米連邦準備制度理事会(FRB)のウォラー理事は、インフレが鈍化し続ける場合は金利の据え置きを支持すると述べる一方、物価上昇圧力が再加速すれば利上げの可能性を残した。同氏の発言を受け、9月に0.25ポイント利上げが実施されるとの見方は、週初めの約70%から五分五分程度まで低下し、米国株とアジア株を支えた。台湾の主要株価指数は740ポイント超上昇して4万6600を上回った。一方、香港のハンセン指数は約2.2%、541ポイント上昇し、8月21日以来の高値となる2万5751で取引を開始した。

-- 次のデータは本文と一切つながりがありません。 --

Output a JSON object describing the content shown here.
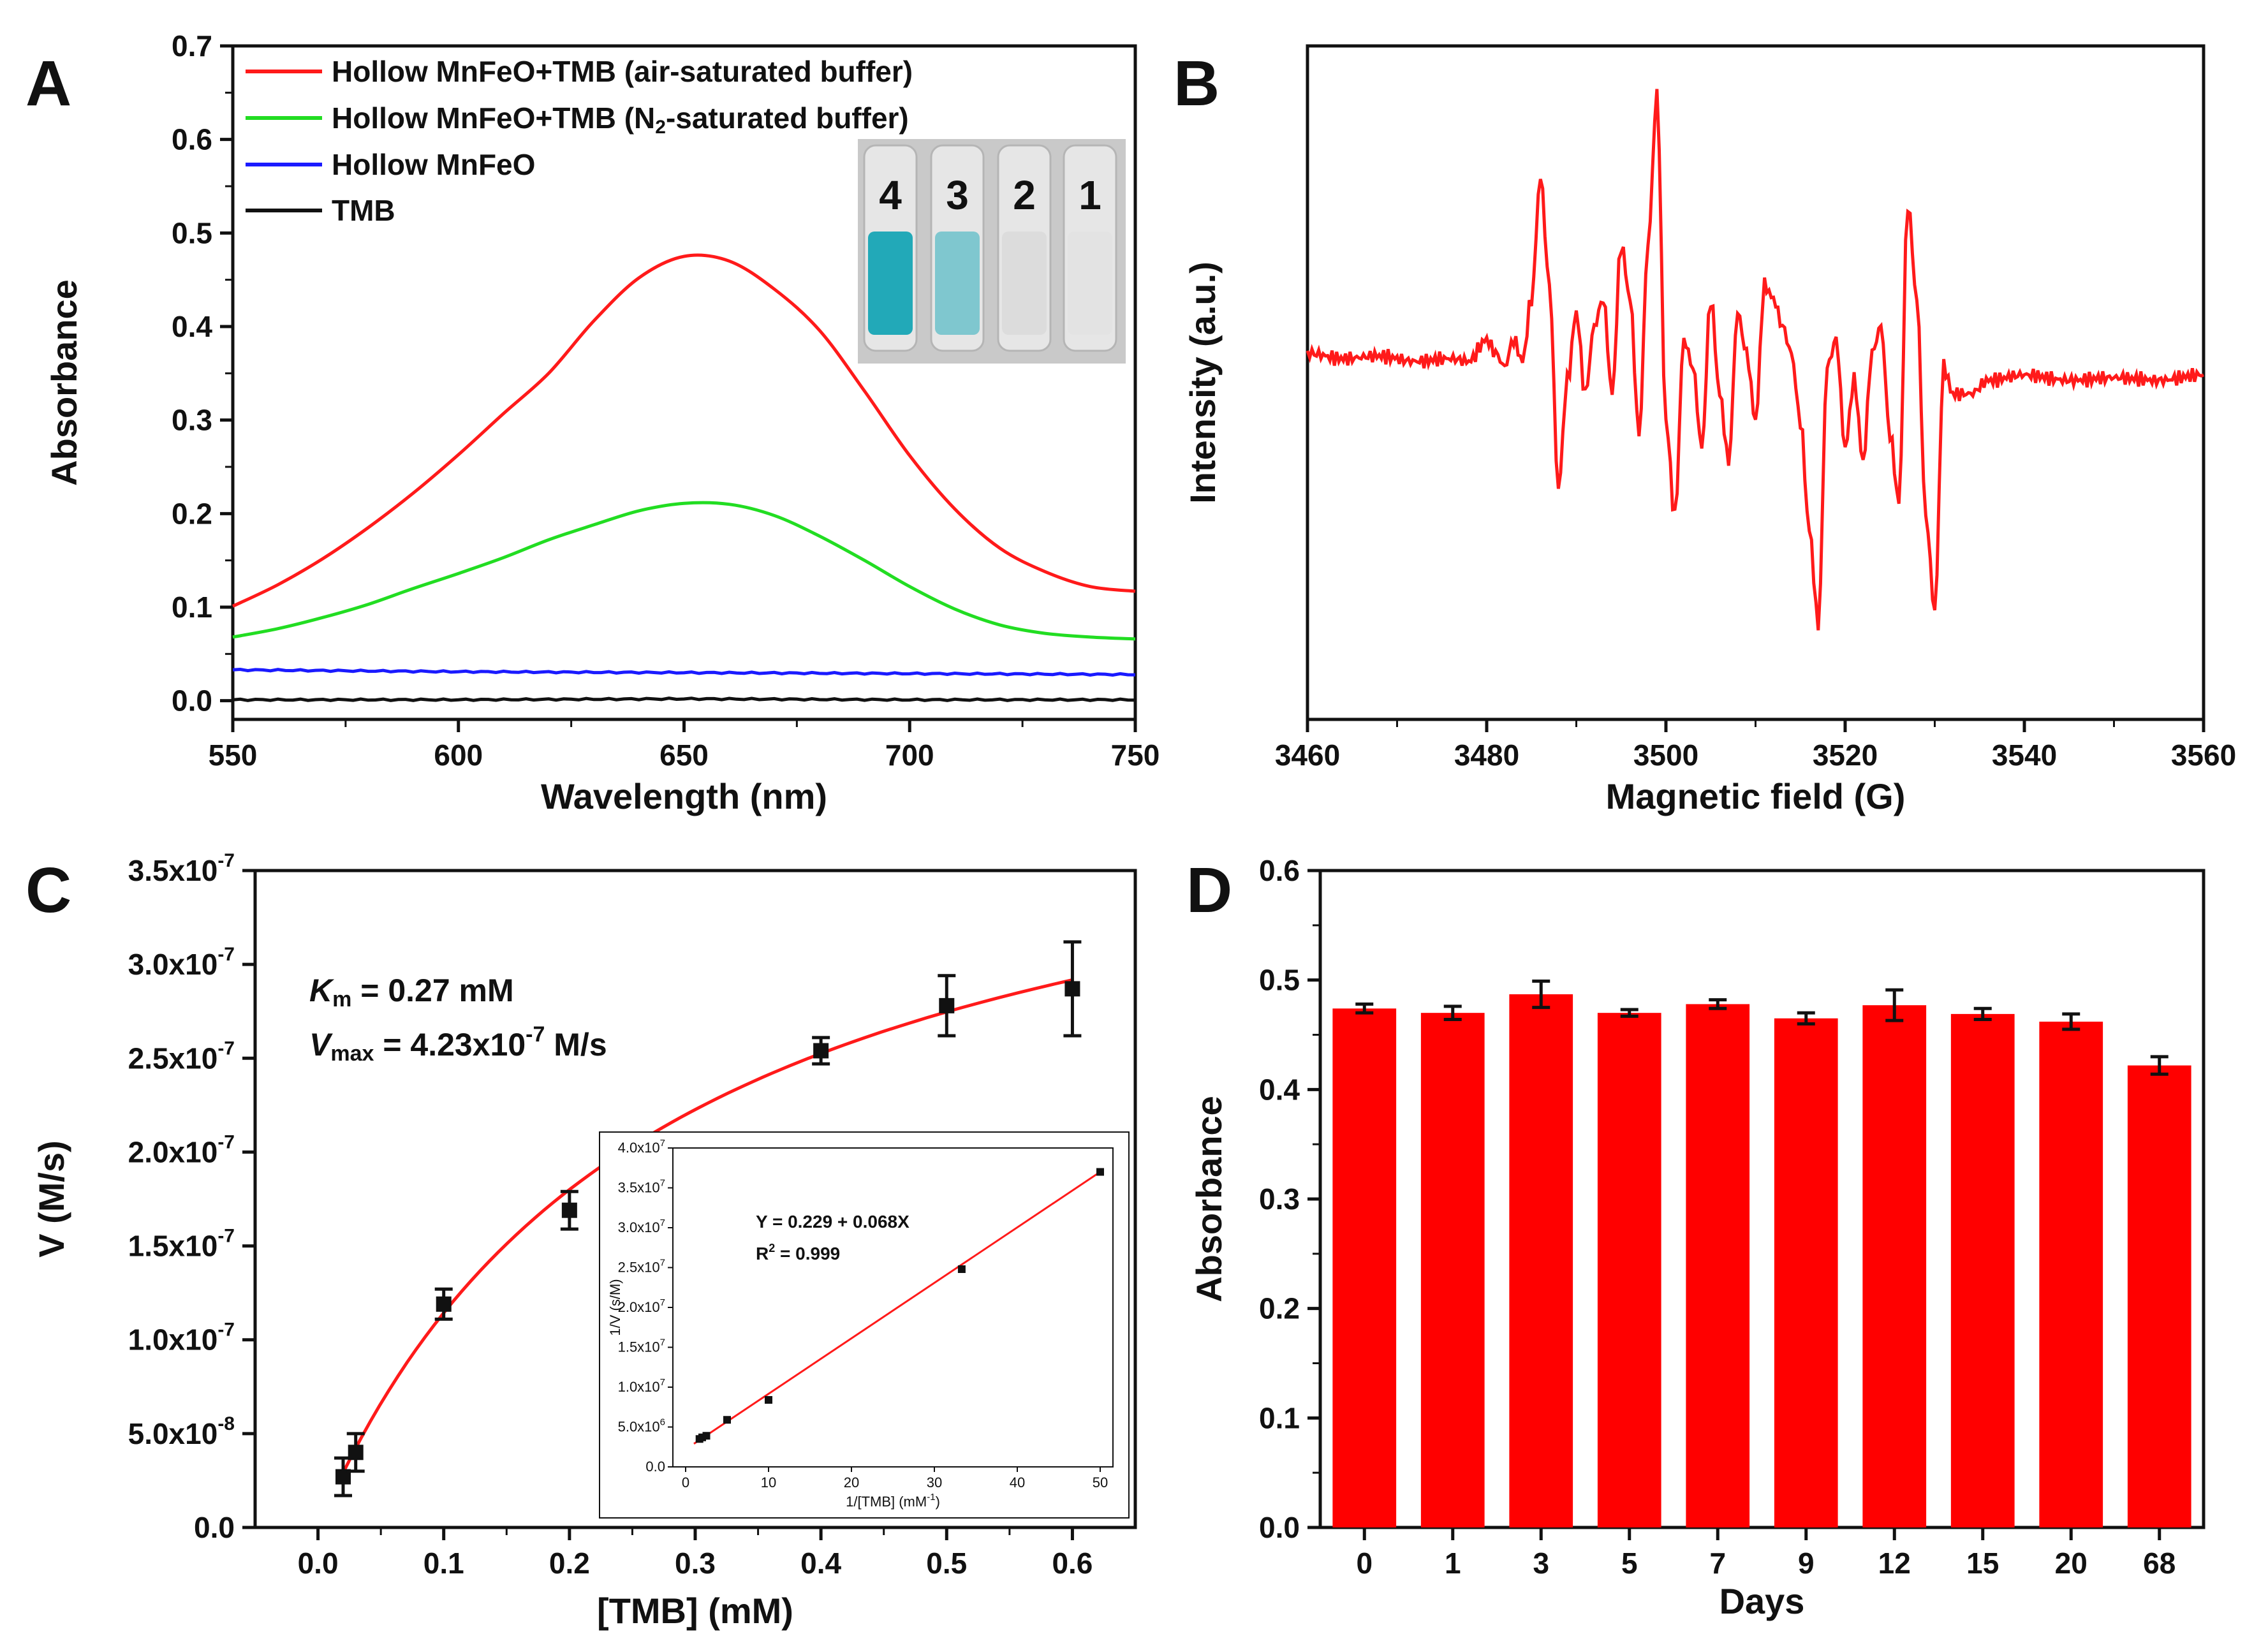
{
  "panels": {
    "A": "A",
    "B": "B",
    "C": "C",
    "D": "D"
  },
  "colors": {
    "red": "#ff1a1a",
    "green": "#22dd22",
    "blue": "#1a1aff",
    "black": "#111111",
    "bar": "#ff0000",
    "vial_blue": "#1fa3b5"
  },
  "chart_data": [
    {
      "panel": "A",
      "type": "line",
      "xlabel": "Wavelength (nm)",
      "ylabel": "Absorbance",
      "xlim": [
        550,
        750
      ],
      "ylim": [
        -0.02,
        0.7
      ],
      "xticks": [
        550,
        600,
        650,
        700,
        750
      ],
      "yticks": [
        0.0,
        0.1,
        0.2,
        0.3,
        0.4,
        0.5,
        0.6,
        0.7
      ],
      "xtick_labels": [
        "550",
        "600",
        "650",
        "700",
        "750"
      ],
      "ytick_labels": [
        "0.0",
        "0.1",
        "0.2",
        "0.3",
        "0.4",
        "0.5",
        "0.6",
        "0.7"
      ],
      "series": [
        {
          "name": "Hollow MnFeO+TMB (air-saturated buffer)",
          "label_main": "Hollow MnFeO+TMB (air-saturated buffer)",
          "color": "#ff1a1a",
          "x": [
            550,
            560,
            570,
            580,
            590,
            600,
            610,
            620,
            630,
            640,
            650,
            660,
            670,
            680,
            690,
            700,
            710,
            720,
            730,
            740,
            750
          ],
          "y": [
            0.101,
            0.124,
            0.152,
            0.185,
            0.222,
            0.263,
            0.307,
            0.35,
            0.406,
            0.452,
            0.475,
            0.47,
            0.44,
            0.396,
            0.331,
            0.262,
            0.205,
            0.163,
            0.138,
            0.122,
            0.117
          ]
        },
        {
          "name": "Hollow MnFeO+TMB (N2-saturated buffer)",
          "label_main": "Hollow MnFeO+TMB (N",
          "label_sub": "2",
          "label_end": "-saturated buffer)",
          "color": "#22dd22",
          "x": [
            550,
            560,
            570,
            580,
            590,
            600,
            610,
            620,
            630,
            640,
            650,
            660,
            670,
            680,
            690,
            700,
            710,
            720,
            730,
            740,
            750
          ],
          "y": [
            0.068,
            0.077,
            0.089,
            0.103,
            0.12,
            0.136,
            0.153,
            0.172,
            0.188,
            0.203,
            0.211,
            0.21,
            0.198,
            0.176,
            0.15,
            0.122,
            0.098,
            0.081,
            0.072,
            0.068,
            0.066
          ]
        },
        {
          "name": "Hollow MnFeO",
          "label_main": "Hollow MnFeO",
          "color": "#1a1aff",
          "x": [
            550,
            600,
            650,
            700,
            750
          ],
          "y": [
            0.033,
            0.031,
            0.03,
            0.029,
            0.028
          ]
        },
        {
          "name": "TMB",
          "label_main": "TMB",
          "color": "#111111",
          "x": [
            550,
            600,
            650,
            700,
            750
          ],
          "y": [
            0.001,
            0.001,
            0.002,
            0.001,
            0.001
          ]
        }
      ],
      "inset_vial_labels": [
        "4",
        "3",
        "2",
        "1"
      ]
    },
    {
      "panel": "B",
      "type": "line",
      "xlabel": "Magnetic field (G)",
      "ylabel": "Intensity (a.u.)",
      "xlim": [
        3460,
        3560
      ],
      "xticks": [
        3460,
        3480,
        3500,
        3520,
        3540,
        3560
      ],
      "xtick_labels": [
        "3460",
        "3480",
        "3500",
        "3520",
        "3540",
        "3560"
      ],
      "ylim": [
        -1.0,
        1.0
      ],
      "series": [
        {
          "name": "EPR spectrum",
          "color": "#ff1a1a",
          "x": [
            3460,
            3464,
            3468,
            3472,
            3476,
            3478,
            3480,
            3481,
            3482,
            3483,
            3484,
            3485,
            3486,
            3487,
            3488,
            3489,
            3490,
            3491,
            3492,
            3493,
            3494,
            3495,
            3496,
            3497,
            3498,
            3499,
            3500,
            3501,
            3502,
            3503,
            3504,
            3505,
            3506,
            3507,
            3508,
            3509,
            3510,
            3511,
            3512,
            3513,
            3514,
            3515,
            3516,
            3517,
            3518,
            3519,
            3520,
            3521,
            3522,
            3523,
            3524,
            3525,
            3526,
            3527,
            3528,
            3529,
            3530,
            3531,
            3532,
            3534,
            3536,
            3540,
            3545,
            3550,
            3555,
            3560
          ],
          "y": [
            0.05,
            0.03,
            0.04,
            0.02,
            0.03,
            0.02,
            0.1,
            0.05,
            0.0,
            0.1,
            0.02,
            0.25,
            0.7,
            0.3,
            -0.45,
            -0.05,
            0.2,
            -0.1,
            0.15,
            0.25,
            -0.1,
            0.45,
            0.25,
            -0.25,
            0.45,
            1.0,
            -0.2,
            -0.55,
            0.1,
            0.0,
            -0.3,
            0.25,
            -0.1,
            -0.35,
            0.2,
            0.05,
            -0.2,
            0.3,
            0.25,
            0.15,
            0.05,
            -0.2,
            -0.6,
            -0.95,
            0.0,
            0.1,
            -0.3,
            -0.05,
            -0.35,
            0.05,
            0.15,
            -0.25,
            -0.5,
            0.6,
            0.25,
            -0.55,
            -0.9,
            0.0,
            -0.1,
            -0.1,
            -0.05,
            -0.03,
            -0.05,
            -0.04,
            -0.05,
            -0.03
          ]
        }
      ]
    },
    {
      "panel": "C",
      "type": "scatter",
      "xlabel": "[TMB] (mM)",
      "ylabel": "V (M/s)",
      "xlim": [
        -0.05,
        0.65
      ],
      "ylim": [
        0,
        3.5e-07
      ],
      "xticks": [
        0.0,
        0.1,
        0.2,
        0.3,
        0.4,
        0.5,
        0.6
      ],
      "xtick_labels": [
        "0.0",
        "0.1",
        "0.2",
        "0.3",
        "0.4",
        "0.5",
        "0.6"
      ],
      "yticks": [
        0,
        5e-08,
        1e-07,
        1.5e-07,
        2e-07,
        2.5e-07,
        3e-07,
        3.5e-07
      ],
      "ytick_mant": [
        "0.0",
        "5.0x10",
        "1.0x10",
        "1.5x10",
        "2.0x10",
        "2.5x10",
        "3.0x10",
        "3.5x10"
      ],
      "ytick_exp": [
        "",
        "-8",
        "-7",
        "-7",
        "-7",
        "-7",
        "-7",
        "-7"
      ],
      "points": {
        "x": [
          0.02,
          0.03,
          0.1,
          0.2,
          0.4,
          0.5,
          0.6
        ],
        "y": [
          2.7e-08,
          4e-08,
          1.19e-07,
          1.69e-07,
          2.54e-07,
          2.78e-07,
          2.87e-07
        ],
        "err": [
          1e-08,
          1e-08,
          8e-09,
          1e-08,
          7e-09,
          1.6e-08,
          2.5e-08
        ]
      },
      "fit": {
        "model": "Michaelis-Menten",
        "Km": 0.27,
        "Vmax": 4.23e-07
      },
      "annotation": {
        "km_label": "K",
        "km_sub": "m",
        "km_value": " = 0.27 mM",
        "vmax_label": "V",
        "vmax_sub": "max",
        "vmax_value": " = 4.23x10",
        "vmax_exp": "-7",
        "vmax_unit": " M/s"
      },
      "inset": {
        "type": "scatter",
        "xlabel": "1/[TMB] (mM",
        "xlabel_exp": "-1",
        "xlabel_end": ")",
        "ylabel": "1/V (s/M)",
        "xlim": [
          0,
          50
        ],
        "ylim": [
          0,
          40000000.0
        ],
        "xticks": [
          0,
          10,
          20,
          30,
          40,
          50
        ],
        "xtick_labels": [
          "0",
          "10",
          "20",
          "30",
          "40",
          "50"
        ],
        "yticks": [
          0,
          5000000.0,
          10000000.0,
          15000000.0,
          20000000.0,
          25000000.0,
          30000000.0,
          35000000.0,
          40000000.0
        ],
        "ytick_mant": [
          "0.0",
          "5.0x10",
          "1.0x10",
          "1.5x10",
          "2.0x10",
          "2.5x10",
          "3.0x10",
          "3.5x10",
          "4.0x10"
        ],
        "ytick_exp": [
          "",
          "6",
          "7",
          "7",
          "7",
          "7",
          "7",
          "7",
          "7"
        ],
        "x": [
          1.67,
          2.0,
          2.5,
          5.0,
          10.0,
          33.3,
          50.0
        ],
        "y": [
          3500000.0,
          3700000.0,
          3900000.0,
          5900000.0,
          8400000.0,
          24800000.0,
          37000000.0
        ],
        "equation": "Y = 0.229 + 0.068X",
        "r2_label": "R",
        "r2_exp": "2",
        "r2_value": " = 0.999",
        "fit_line": {
          "x0": 1.0,
          "y0": 2900000.0,
          "x1": 50.0,
          "y1": 37000000.0
        }
      }
    },
    {
      "panel": "D",
      "type": "bar",
      "xlabel": "Days",
      "ylabel": "Absorbance",
      "categories": [
        "0",
        "1",
        "3",
        "5",
        "7",
        "9",
        "12",
        "15",
        "20",
        "68"
      ],
      "values": [
        0.474,
        0.47,
        0.487,
        0.47,
        0.478,
        0.465,
        0.477,
        0.469,
        0.462,
        0.422
      ],
      "errors": [
        0.004,
        0.006,
        0.012,
        0.003,
        0.004,
        0.005,
        0.014,
        0.005,
        0.007,
        0.008
      ],
      "ylim": [
        0,
        0.6
      ],
      "yticks": [
        0.0,
        0.1,
        0.2,
        0.3,
        0.4,
        0.5,
        0.6
      ],
      "ytick_labels": [
        "0.0",
        "0.1",
        "0.2",
        "0.3",
        "0.4",
        "0.5",
        "0.6"
      ]
    }
  ]
}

日本、韓国、中国、香港、台湾ではテクノロジー株が上昇を主導した。投資家は引き続き、インフレ、エネルギー価格、世界の利回り、関税を巡る不透明感、日銀による追加引き締めの可能性、その他の中央銀行の政策リスクを注視している。

用語解説
  • 連邦公開市場委員会(FOMC): 米国の金融政策を決定するFRBの委員会。9月15~16日の会合が金利見通しの中心となっている。
  • FedWatch: FRBの金利決定について、市場が織り込む確率を追跡するCMEグループのツール。
  • 新規株式公開(IPO): 企業が株式を初めて一般投資家に売り出すこと。Moonshot AIは香港で非公開の上場申請を準備していると報じられている。